On Mon, Jun 16, 2003 at 02:37:23PM +0200, Brigitte Jellinek wrote:
>
> hi!
>
> i'm trying to use perl + dbi + dbd::mysql + mysql with unicode.
>
> as far as i can tell i can write a utf8 string into the database,
> and get back the same sequence of bits, only now it's a 'classical'
> perl-string, not flagged as utf-8.
>
> the string i write into the db is 6 characters long:
> "ABc\N{greek:alpha}\x{00df}\N{cyrillic:e}"
>
> character unicode utf8
> hex binary
>
> A 0041 01000001
> B 0042 01000010
> c 0063 01100011
> greep alpha 03B1 11001110 10110001
> german scharfes s 00DF 11000011 10011111
> cyrrillic e 044D 11010001 10001101
>
> what i get back from the db is
I've reformatted this slightly:
> binary
> A 01000001
> B 01000010
> c 01100011
> 11001110 10110001
> 11000011 00111111
> 11010001 00111111
The high bit has been lost from some of those bytes.

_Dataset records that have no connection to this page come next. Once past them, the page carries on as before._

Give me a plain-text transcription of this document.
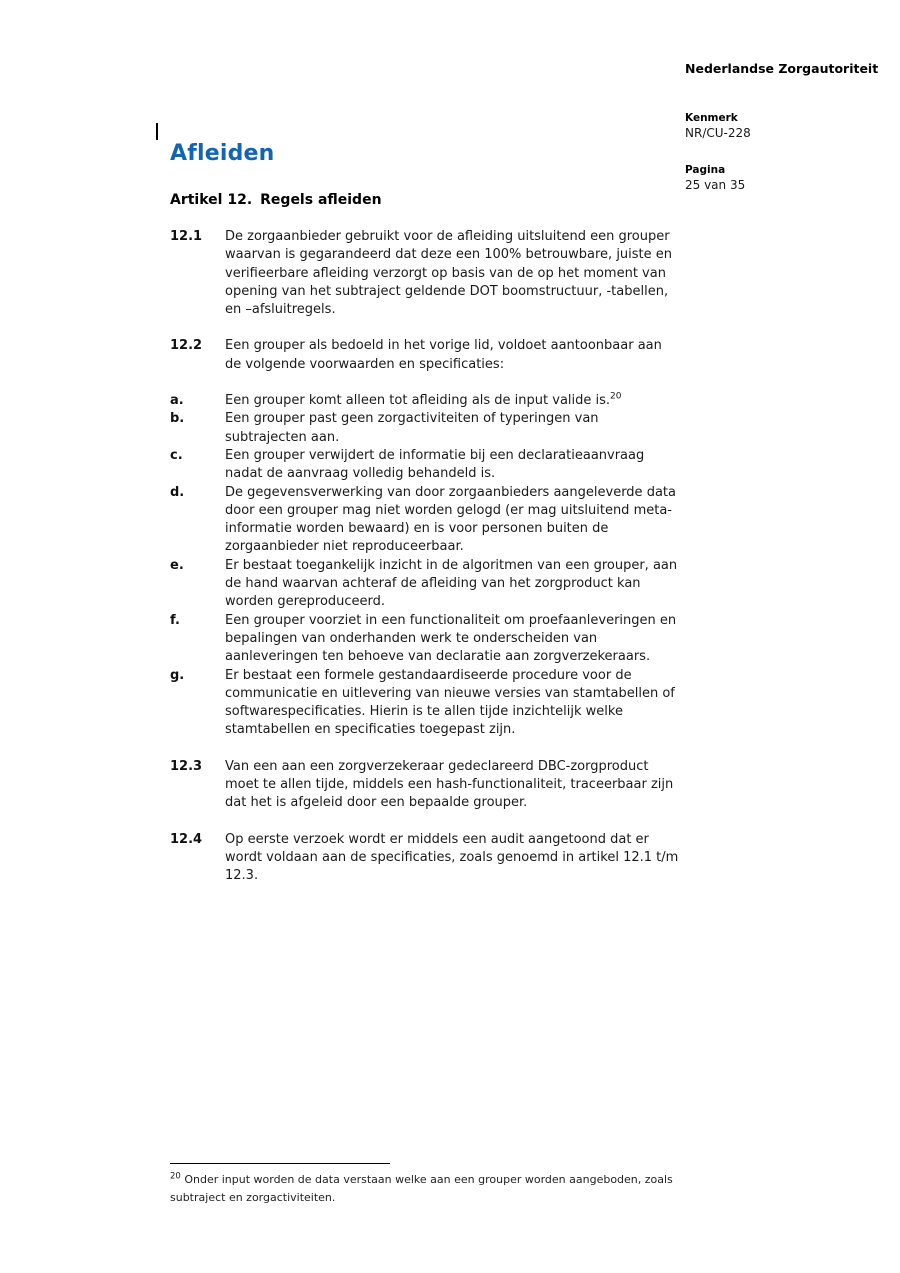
Nederlandse Zorgautoriteit
Kenmerk
NR/CU-228
Pagina
25 van 35
Afleiden
Artikel 12. Regels afleiden
12.1	De zorgaanbieder gebruikt voor de afleiding uitsluitend een grouper waarvan is gegarandeerd dat deze een 100% betrouwbare, juiste en verifieerbare afleiding verzorgt op basis van de op het moment van opening van het subtraject geldende DOT boomstructuur, -tabellen, en –afsluitregels.
12.2	Een grouper als bedoeld in het vorige lid, voldoet aantoonbaar aan de volgende voorwaarden en specificaties:
a.	Een grouper komt alleen tot afleiding als de input valide is.$^{20}$
b.	Een grouper past geen zorgactiviteiten of typeringen van subtrajecten aan.
c.	Een grouper verwijdert de informatie bij een declaratieaanvraag nadat de aanvraag volledig behandeld is.
d.	De gegevensverwerking van door zorgaanbieders aangeleverde data door een grouper mag niet worden gelogd (er mag uitsluitend meta-informatie worden bewaard) en is voor personen buiten de zorgaanbieder niet reproduceerbaar.
e.	Er bestaat toegankelijk inzicht in de algoritmen van een grouper, aan de hand waarvan achteraf de afleiding van het zorgproduct kan worden gereproduceerd.
f.	Een grouper voorziet in een functionaliteit om proefaanleveringen en bepalingen van onderhanden werk te onderscheiden van aanleveringen ten behoeve van declaratie aan zorgverzekeraars.
g.	Er bestaat een formele gestandaardiseerde procedure voor de communicatie en uitlevering van nieuwe versies van stamtabellen of softwarespecificaties. Hierin is te allen tijde inzichtelijk welke stamtabellen en specificaties toegepast zijn.
12.3	Van een aan een zorgverzekeraar gedeclareerd DBC-zorgproduct moet te allen tijde, middels een hash-functionaliteit, traceerbaar zijn dat het is afgeleid door een bepaalde grouper.
12.4	Op eerste verzoek wordt er middels een audit aangetoond dat er wordt voldaan aan de specificaties, zoals genoemd in artikel 12.1 t/m 12.3.
$^{20}$ Onder input worden de data verstaan welke aan een grouper worden aangeboden, zoals subtraject en zorgactiviteiten.
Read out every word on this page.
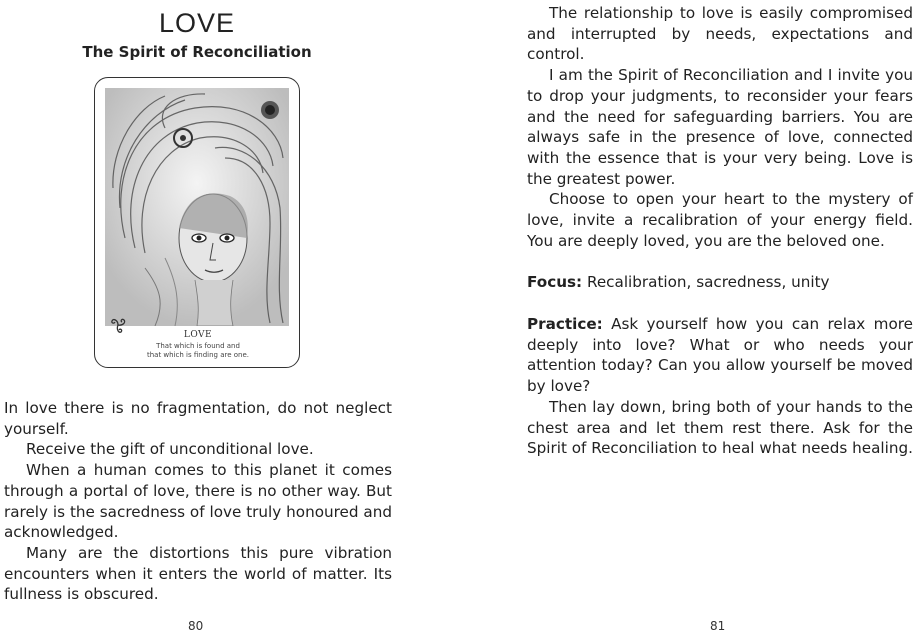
LOVE
The Spirit of Reconciliation
LOVE
That which is found and
that which is finding are one.

In love there is no fragmentation, do not neglect yourself.

Receive the gift of unconditional love.

When a human comes to this planet it comes through a portal of love, there is no other way. But rarely is the sacredness of love truly honoured and acknowledged.

Many are the distortions this pure vibration encounters when it enters the world of matter. Its fullness is obscured.

80

The relationship to love is easily compromised and interrupted by needs, expectations and control.

I am the Spirit of Reconciliation and I invite you to drop your judgments, to reconsider your fears and the need for safeguarding barriers. You are always safe in the presence of love, connected with the essence that is your very being. Love is the greatest power.

Choose to open your heart to the mystery of love, invite a recalibration of your energy field. You are deeply loved, you are the beloved one.

Focus: Recalibration, sacredness, unity

Practice: Ask yourself how you can relax more deeply into love? What or who needs your attention today? Can you allow yourself be moved by love?

Then lay down, bring both of your hands to the chest area and let them rest there. Ask for the Spirit of Reconciliation to heal what needs healing.

81
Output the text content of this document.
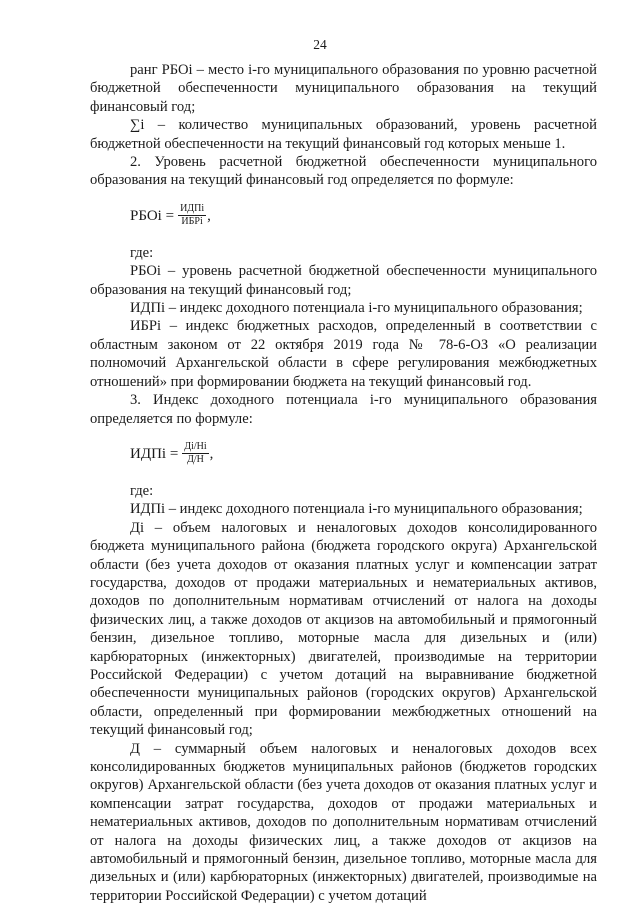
24

ранг РБОi – место i-го муниципального образования по уровню расчетной бюджетной обеспеченности муниципального образования на текущий финансовый год;

∑i – количество муниципальных образований, уровень расчетной бюджетной обеспеченности на текущий финансовый год которых меньше 1.

2. Уровень расчетной бюджетной обеспеченности муниципального образования на текущий финансовый год определяется по формуле:

РБОi = $\frac{\text{ИДПi}}{\text{ИБРi}}$ ,

где:

РБОi – уровень расчетной бюджетной обеспеченности муниципального образования на текущий финансовый год;

ИДПi – индекс доходного потенциала i-го муниципального образования;

ИБРi – индекс бюджетных расходов, определенный в соответствии с областным законом от 22 октября 2019 года № 78-6-ОЗ «О реализации полномочий Архангельской области в сфере регулирования межбюджетных отношений» при формировании бюджета на текущий финансовый год.

3. Индекс доходного потенциала i-го муниципального образования определяется по формуле:

ИДПi = $\frac{Дi/Hi}{Д/Н}$ ,

где:

ИДПi – индекс доходного потенциала i-го муниципального образования;

Дi – объем налоговых и неналоговых доходов консолидированного бюджета муниципального района (бюджета городского округа) Архангельской области (без учета доходов от оказания платных услуг и компенсации затрат государства, доходов от продажи материальных и нематериальных активов, доходов по дополнительным нормативам отчислений от налога на доходы физических лиц, а также доходов от акцизов на автомобильный и прямогонный бензин, дизельное топливо, моторные масла для дизельных и (или) карбюраторных (инжекторных) двигателей, производимые на территории Российской Федерации) с учетом дотаций на выравнивание бюджетной обеспеченности муниципальных районов (городских округов) Архангельской области, определенный при формировании межбюджетных отношений на текущий финансовый год;

Д – суммарный объем налоговых и неналоговых доходов всех консолидированных бюджетов муниципальных районов (бюджетов городских округов) Архангельской области (без учета доходов от оказания платных услуг и компенсации затрат государства, доходов от продажи материальных и нематериальных активов, доходов по дополнительным нормативам отчислений от налога на доходы физических лиц, а также доходов от акцизов на автомобильный и прямогонный бензин, дизельное топливо, моторные масла для дизельных и (или) карбюраторных (инжекторных) двигателей, производимые на территории Российской Федерации) с учетом дотаций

Probably need to solve that before worrying about flagging the
string as utf8 (for which Encode::_utf8_on(...) is okay).
Right now that'll 'work' but the utf8 bytes have been corrupted.
Perhaps the dbi-users mailing list would be a better place for this.
I'm sure others have been here before.
Tim.
p.s. Extending the DBI spec to cover uft8 is high on my to-do list.